MFI operations are limited to one village/sub‐district, district, or regency/city and will be adjusted to the MFI’s business scale as set out in Government Regulation. In order to expand business outside the regency/municipality where the MFI is domiciled, the MFI must be converted into a Bank, meeting all relevant requirements determined by the OJK.

1 Locally owned enterprises such as BUMDes are authorized in Minister of Home Affairs Reg. No. 39 of 2010 on Village‐owned Enterprise, Law No. 32 of 2004 on Regional Government, and Government Regulation No. 72 of 2005 on Villages. M‐00357
2 MFIs are obliged to maintain records in accordance with accepted financial accounting standards and to submit financial reports to OJK every four months, along with other reports as required by regulation. The Microfinance Law also contains provisions on consumer protection, confidentiality, and information sharing among MFIs.

MFIs must obtain prior approval from the OJK before merging or consolidating with other MFIs. If an MFI encounters liquidity or solvency problems, the OJK may order it to conduct necessary corporate actions, including selling property or assets, changing the board of commissioners or directors, raising capital, transferring liability, and merging or consolidating with another MFI, among others. OJK has the authority to revoke an MFI’s business license and dissolve the entity if such action does not resolve the liquidity or solvency problem. Revocation and liquidation will be further regulated by the OJK.

The Microfinance Law stipulates administrative and criminal sanctions for MFIs that do not fulfill their obligations. Administrative sanctions include fine, warning letter, suspension of business activities, dismissal of directors or managers, and revocation of the business license. Criminal sanctions include imprisonment for one to three years and criminal fine of up to Rp.1 billion.

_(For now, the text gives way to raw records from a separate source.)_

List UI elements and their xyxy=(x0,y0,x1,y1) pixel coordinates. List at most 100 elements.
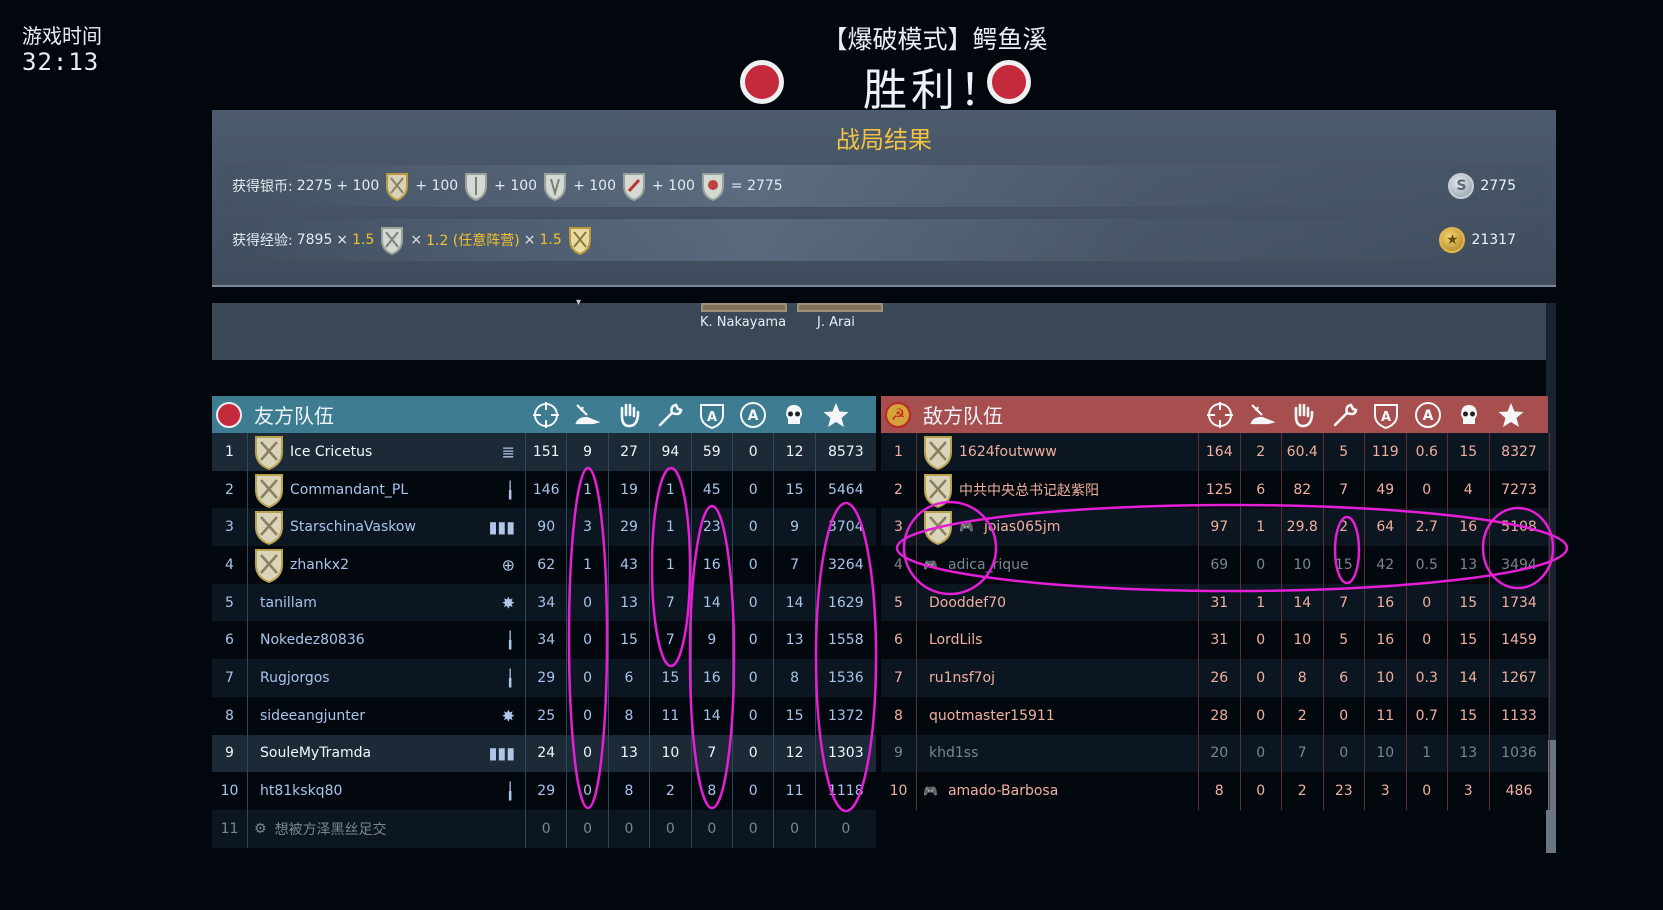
stat-cell: 0 xyxy=(567,809,609,848)
player-name-cell[interactable]: 🎮 adica_rique xyxy=(917,546,1199,584)
class-icon: ⊕ xyxy=(501,555,515,575)
stat-cell: 0 xyxy=(733,772,775,810)
player-name-cell[interactable]: Nokedez80836 ╽ xyxy=(248,621,526,660)
player-name-cell[interactable]: quotmaster15911 xyxy=(917,696,1199,735)
chevron-down-icon[interactable]: ▾ xyxy=(576,297,581,308)
player-row[interactable]: 3 StarschinaVaskow ▮▮▮ 90 3 29 1 23 0 9 3704 xyxy=(212,508,876,547)
class-icon: ╽ xyxy=(505,630,515,650)
plane-icon xyxy=(1247,400,1277,430)
commander-name: K. Nakayama xyxy=(700,315,787,330)
player-rank: 4 xyxy=(212,546,248,584)
silver-bonus-2: + 100 xyxy=(415,178,459,194)
commander-portrait[interactable] xyxy=(797,303,883,312)
stat-cell: 1 xyxy=(1241,508,1282,547)
silver-bonus-4: + 100 xyxy=(573,178,616,194)
player-row[interactable]: 6 Nokedez80836 ╽ 34 0 15 7 9 0 13 1558 xyxy=(212,621,876,660)
hand-icon xyxy=(614,400,644,430)
player-row[interactable]: 4 zhankx2 ⊕ 62 1 43 1 16 0 7 3264 xyxy=(212,546,876,584)
player-name-cell[interactable]: Ice Cricetus ≣ xyxy=(248,433,526,471)
stat-cell: 0 xyxy=(1241,659,1282,697)
player-name-cell[interactable]: 🎮 joias065jm xyxy=(917,508,1199,547)
player-row[interactable]: 2 中共中央总书记赵紫阳 125 6 82 7 49 0 4 7273 xyxy=(881,470,1550,509)
exp-multiplier-3: 1.5 xyxy=(539,232,562,248)
stat-cell: 29.8 xyxy=(1282,508,1324,547)
player-name-cell[interactable]: khd1ss xyxy=(917,734,1199,773)
stat-cell: 164 xyxy=(1199,433,1241,471)
player-name-cell[interactable]: Commandant_PL ╽ xyxy=(248,470,526,509)
player-row[interactable]: 9 SouleMyTramda ▮▮▮ 24 0 13 10 7 0 12 1303 xyxy=(212,734,876,773)
stat-cell: 1 xyxy=(650,470,692,509)
commander-portrait[interactable] xyxy=(701,303,787,312)
stat-cell: 34 xyxy=(526,621,568,660)
player-name-cell[interactable]: ru1nsf7oj xyxy=(917,659,1199,697)
player-name-cell[interactable]: StarschinaVaskow ▮▮▮ xyxy=(248,508,526,547)
match-result: 胜利！ xyxy=(863,65,1007,116)
stat-cell: 146 xyxy=(526,470,568,509)
silver-coin-icon: S xyxy=(1448,173,1475,199)
stat-cell: 16 xyxy=(692,546,733,584)
class-icon: ╽ xyxy=(505,480,515,500)
stat-cell: 28 xyxy=(1199,696,1241,735)
stat-cell: 9 xyxy=(567,433,609,471)
player-row[interactable]: 1 Ice Cricetus ≣ 151 9 27 94 59 0 12 8573 xyxy=(212,433,876,471)
player-row[interactable]: 2 Commandant_PL ╽ 146 1 19 1 45 0 15 5464 xyxy=(212,470,876,509)
stat-cell: 1133 xyxy=(1490,696,1550,735)
rank-shield-icon xyxy=(255,435,283,470)
wrench-icon xyxy=(1330,400,1360,430)
player-row[interactable]: 4 🎮 adica_rique 69 0 10 15 42 0.5 13 3494 xyxy=(881,546,1550,584)
friendly-team-header: 友方队伍 A A xyxy=(212,396,876,433)
class-icon: ✸ xyxy=(501,593,515,613)
player-name-cell[interactable]: LordLils xyxy=(917,621,1199,660)
player-name-cell[interactable]: sideeangjunter ✸ xyxy=(248,696,526,735)
stat-cell: 2 xyxy=(1241,433,1282,471)
enemy-team-header: ☭ 敌方队伍 A A xyxy=(881,396,1548,433)
stat-cell: 1 xyxy=(567,470,609,509)
player-name: Nokedez80836 xyxy=(260,632,365,649)
player-row[interactable]: 8 sideeangjunter ✸ 25 0 8 11 14 0 15 1372 xyxy=(212,696,876,735)
stat-cell: 7 xyxy=(1324,583,1365,622)
player-row[interactable]: 6 LordLils 31 0 10 5 16 0 15 1459 xyxy=(881,621,1550,660)
stat-cell: 3264 xyxy=(827,556,864,573)
stat-cell: 23 xyxy=(692,508,733,547)
player-row[interactable]: 10 ht81kskq80 ╽ 29 0 8 2 8 0 11 1118 xyxy=(212,772,876,810)
player-name: SouleMyTramda xyxy=(260,745,372,762)
shield-a-icon: A xyxy=(697,400,727,430)
stat-cell: 9 xyxy=(692,621,733,660)
player-row[interactable]: 1 1624foutwww 164 2 60.4 5 119 0.6 15 8327 xyxy=(881,433,1550,471)
player-name: ht81kskq80 xyxy=(260,783,343,800)
player-name-cell[interactable]: ht81kskq80 ╽ xyxy=(248,772,526,810)
stat-cell: 10 xyxy=(1365,734,1407,773)
player-name-cell[interactable]: zhankx2 ⊕ xyxy=(248,546,526,584)
player-name-cell[interactable]: 🎮 amado-Barbosa xyxy=(917,772,1199,810)
stat-cell: 3494 xyxy=(1490,546,1550,584)
stat-cell: 20 xyxy=(1199,734,1241,773)
player-name-cell[interactable]: Rugjorgos ╽ xyxy=(248,659,526,697)
exp-times-3: × xyxy=(523,232,536,248)
player-name-cell[interactable]: 中共中央总书记赵紫阳 xyxy=(917,470,1199,509)
player-row[interactable]: 7 ru1nsf7oj 26 0 8 6 10 0.3 14 1267 xyxy=(881,659,1550,697)
stat-cell: 62 xyxy=(526,546,568,584)
player-name-cell[interactable]: SouleMyTramda ▮▮▮ xyxy=(248,734,526,773)
player-name: 中共中央总书记赵紫阳 xyxy=(959,482,1099,499)
player-row[interactable]: 3 🎮 joias065jm 97 1 29.8 2 64 2.7 16 5108 xyxy=(881,508,1550,547)
stat-cell: 0 xyxy=(567,583,609,622)
player-row[interactable]: 8 quotmaster15911 28 0 2 0 11 0.7 15 1133 xyxy=(881,696,1550,735)
player-row[interactable]: 9 khd1ss 20 0 7 0 10 1 13 1036 xyxy=(881,734,1550,773)
player-row[interactable]: 5 Dooddef70 31 1 14 7 16 0 15 1734 xyxy=(881,583,1550,622)
player-row[interactable]: 7 Rugjorgos ╽ 29 0 6 15 16 0 8 1536 xyxy=(212,659,876,697)
skull-icon xyxy=(779,400,809,430)
player-row[interactable]: 5 tanillam ✸ 34 0 13 7 14 0 14 1629 xyxy=(212,583,876,622)
stat-cell: 8573 xyxy=(827,443,864,460)
player-row[interactable]: 10 🎮 amado-Barbosa 8 0 2 23 3 0 3 486 xyxy=(881,772,1550,810)
player-rank: 5 xyxy=(212,583,248,622)
stat-cell: 0 xyxy=(567,772,609,810)
player-name-cell[interactable]: ⚙ 想被方泽黑丝足交 xyxy=(248,809,526,848)
player-name-cell[interactable]: tanillam ✸ xyxy=(248,583,526,622)
stat-cell: 2 xyxy=(1282,772,1324,810)
player-name-cell[interactable]: Dooddef70 xyxy=(917,583,1199,622)
stat-cell: 15 xyxy=(1448,621,1490,660)
star-icon xyxy=(821,400,851,430)
player-name-cell[interactable]: 1624foutwww xyxy=(917,433,1199,471)
player-row[interactable]: 11 ⚙ 想被方泽黑丝足交 0 0 0 0 0 0 0 0 xyxy=(212,809,876,848)
stat-cell: 7 xyxy=(692,734,733,773)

Institutions engaging in microfinance business prior to the issuance of the Microfinance Law may continue to operate for up to one year after the Microfinance Law comes into effect, during which time they must obtain a new business license and OJK permit. The Microfinance Law will enter into force on January 8, 2015—two years after the date of enactment—during which time the necessary implementing regulations will be promulgated.